Christ came to deliver us, and once delivered, to live in a way that we do not return to slavery. This freedom passes through two stages: the first is the stage of Jonah and the second is the stage of Solomon. Paul’s image of being enslaved is that of being in the yoke of slavery. A yoke is a device that links us to something, and in this case, we are yoked to the slavery to sin. Through repentance, through the way of Jonah, we begin to become unbuckled from this yoke of sin. Our will’s desire for sin begins to be weakened and broken. We begin to stop pulling in our wake paths of destruction, disunity, and division. Through baptism first, and then – as Augustine reminds us – through continual contrition for sin, we slowly put down this yoke and begin to stand in a new freedom of Christ.

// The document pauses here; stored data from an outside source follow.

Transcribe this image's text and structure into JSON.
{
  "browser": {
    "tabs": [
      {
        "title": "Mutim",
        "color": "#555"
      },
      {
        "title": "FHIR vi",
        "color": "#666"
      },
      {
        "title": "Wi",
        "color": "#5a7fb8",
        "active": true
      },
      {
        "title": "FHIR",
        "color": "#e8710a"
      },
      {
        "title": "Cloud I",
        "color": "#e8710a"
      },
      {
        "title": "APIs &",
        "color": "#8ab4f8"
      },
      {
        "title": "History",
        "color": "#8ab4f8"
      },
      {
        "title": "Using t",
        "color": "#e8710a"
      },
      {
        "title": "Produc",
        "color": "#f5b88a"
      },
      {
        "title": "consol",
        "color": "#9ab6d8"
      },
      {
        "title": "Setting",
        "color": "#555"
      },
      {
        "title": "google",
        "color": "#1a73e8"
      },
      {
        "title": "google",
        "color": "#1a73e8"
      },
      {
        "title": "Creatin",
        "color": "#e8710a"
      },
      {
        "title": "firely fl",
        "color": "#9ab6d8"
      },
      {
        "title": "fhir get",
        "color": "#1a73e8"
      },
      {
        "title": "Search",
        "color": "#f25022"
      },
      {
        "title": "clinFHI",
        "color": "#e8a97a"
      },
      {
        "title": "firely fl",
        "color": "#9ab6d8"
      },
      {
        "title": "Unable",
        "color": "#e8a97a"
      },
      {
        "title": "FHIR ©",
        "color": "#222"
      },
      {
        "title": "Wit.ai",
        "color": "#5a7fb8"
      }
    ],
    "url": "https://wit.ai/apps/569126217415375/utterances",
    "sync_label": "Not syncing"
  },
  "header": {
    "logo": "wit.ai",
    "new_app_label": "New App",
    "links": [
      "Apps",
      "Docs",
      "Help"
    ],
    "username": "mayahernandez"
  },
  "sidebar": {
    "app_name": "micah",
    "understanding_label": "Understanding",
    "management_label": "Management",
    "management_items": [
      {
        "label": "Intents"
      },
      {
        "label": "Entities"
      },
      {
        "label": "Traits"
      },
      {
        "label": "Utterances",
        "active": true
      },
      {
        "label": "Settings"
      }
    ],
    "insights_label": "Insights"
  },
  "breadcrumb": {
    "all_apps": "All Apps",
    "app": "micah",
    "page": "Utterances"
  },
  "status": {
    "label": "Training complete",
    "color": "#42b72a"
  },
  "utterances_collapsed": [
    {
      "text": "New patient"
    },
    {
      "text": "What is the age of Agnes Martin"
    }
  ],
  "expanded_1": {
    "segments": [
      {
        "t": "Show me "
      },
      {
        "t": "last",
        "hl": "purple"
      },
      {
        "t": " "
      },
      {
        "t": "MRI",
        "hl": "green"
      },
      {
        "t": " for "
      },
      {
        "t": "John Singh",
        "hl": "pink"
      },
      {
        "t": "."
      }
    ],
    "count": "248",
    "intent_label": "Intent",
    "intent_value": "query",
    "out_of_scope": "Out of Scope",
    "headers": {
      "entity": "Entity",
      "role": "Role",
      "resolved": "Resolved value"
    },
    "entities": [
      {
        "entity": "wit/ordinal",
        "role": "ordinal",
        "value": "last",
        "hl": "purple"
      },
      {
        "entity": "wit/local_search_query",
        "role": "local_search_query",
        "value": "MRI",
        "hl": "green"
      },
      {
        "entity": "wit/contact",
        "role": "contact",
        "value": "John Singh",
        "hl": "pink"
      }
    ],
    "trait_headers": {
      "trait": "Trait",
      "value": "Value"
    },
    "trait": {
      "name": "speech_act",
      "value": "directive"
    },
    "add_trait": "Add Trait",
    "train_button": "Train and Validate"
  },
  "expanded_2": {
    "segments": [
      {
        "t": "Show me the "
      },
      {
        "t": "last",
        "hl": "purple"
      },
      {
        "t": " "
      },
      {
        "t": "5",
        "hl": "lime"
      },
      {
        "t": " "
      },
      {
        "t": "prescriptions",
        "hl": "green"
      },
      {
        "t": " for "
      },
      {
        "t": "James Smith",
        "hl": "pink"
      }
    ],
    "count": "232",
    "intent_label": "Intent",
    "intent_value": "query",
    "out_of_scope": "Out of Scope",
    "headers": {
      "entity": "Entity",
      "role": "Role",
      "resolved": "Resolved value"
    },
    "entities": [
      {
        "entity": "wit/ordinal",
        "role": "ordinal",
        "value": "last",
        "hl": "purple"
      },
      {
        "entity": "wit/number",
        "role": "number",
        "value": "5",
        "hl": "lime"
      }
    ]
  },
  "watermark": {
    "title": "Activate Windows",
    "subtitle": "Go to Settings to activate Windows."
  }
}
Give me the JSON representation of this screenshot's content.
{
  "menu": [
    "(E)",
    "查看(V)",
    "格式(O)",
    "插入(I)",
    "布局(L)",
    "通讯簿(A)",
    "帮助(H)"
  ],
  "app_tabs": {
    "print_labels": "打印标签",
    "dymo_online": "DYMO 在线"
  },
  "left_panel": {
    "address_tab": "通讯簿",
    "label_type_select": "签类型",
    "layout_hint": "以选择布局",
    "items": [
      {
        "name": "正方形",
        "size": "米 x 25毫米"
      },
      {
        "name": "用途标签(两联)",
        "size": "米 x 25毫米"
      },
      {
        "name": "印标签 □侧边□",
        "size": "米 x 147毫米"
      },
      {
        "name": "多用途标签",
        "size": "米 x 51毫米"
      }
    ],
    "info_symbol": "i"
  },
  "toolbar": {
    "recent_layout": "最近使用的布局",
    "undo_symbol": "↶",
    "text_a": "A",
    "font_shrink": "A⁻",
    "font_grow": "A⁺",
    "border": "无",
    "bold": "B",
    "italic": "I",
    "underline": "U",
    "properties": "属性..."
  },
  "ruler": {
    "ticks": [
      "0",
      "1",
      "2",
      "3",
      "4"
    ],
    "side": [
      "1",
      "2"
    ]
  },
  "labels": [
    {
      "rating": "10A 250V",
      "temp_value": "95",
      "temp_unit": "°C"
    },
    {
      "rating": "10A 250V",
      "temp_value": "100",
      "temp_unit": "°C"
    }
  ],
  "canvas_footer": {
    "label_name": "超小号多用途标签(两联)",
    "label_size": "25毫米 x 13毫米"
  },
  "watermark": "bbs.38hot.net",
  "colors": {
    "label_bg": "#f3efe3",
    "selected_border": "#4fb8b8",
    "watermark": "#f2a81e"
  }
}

However, freedom is not an end in and of itself. We and our will may have begun to be freed from the old yoke, but we must also learn to live well with this freedom, we must learn to choose well. In a sense we need a new wisdom to teach us how to live with this newly discovered gift of freedom. This brings us to the way of Solomon.
Solomon was known for being the wisest man in the ancient world. Christ is holding himself up as something greater, as a greater wisdom for us that can be a guide to the new kind of freedom that he offers us. As Christians, we are not called to freedom alone, but to become like Christ, to live under his new yoke which is paradoxically light and easy. Christ’s yoke is a teacher to us and a guide to us in how to use our freedom well. Christ came to draw us out of sin and also to redeem our wills in teaching us how to thrive in our new freedom. Our lives move between the call of Jonah and the call of Solomon as we grow in contrition, in wisdom, and in love for and with Christ. Let us pray today to hear where the Lord is calling us to respond to his call to repent or to grow in wisdom.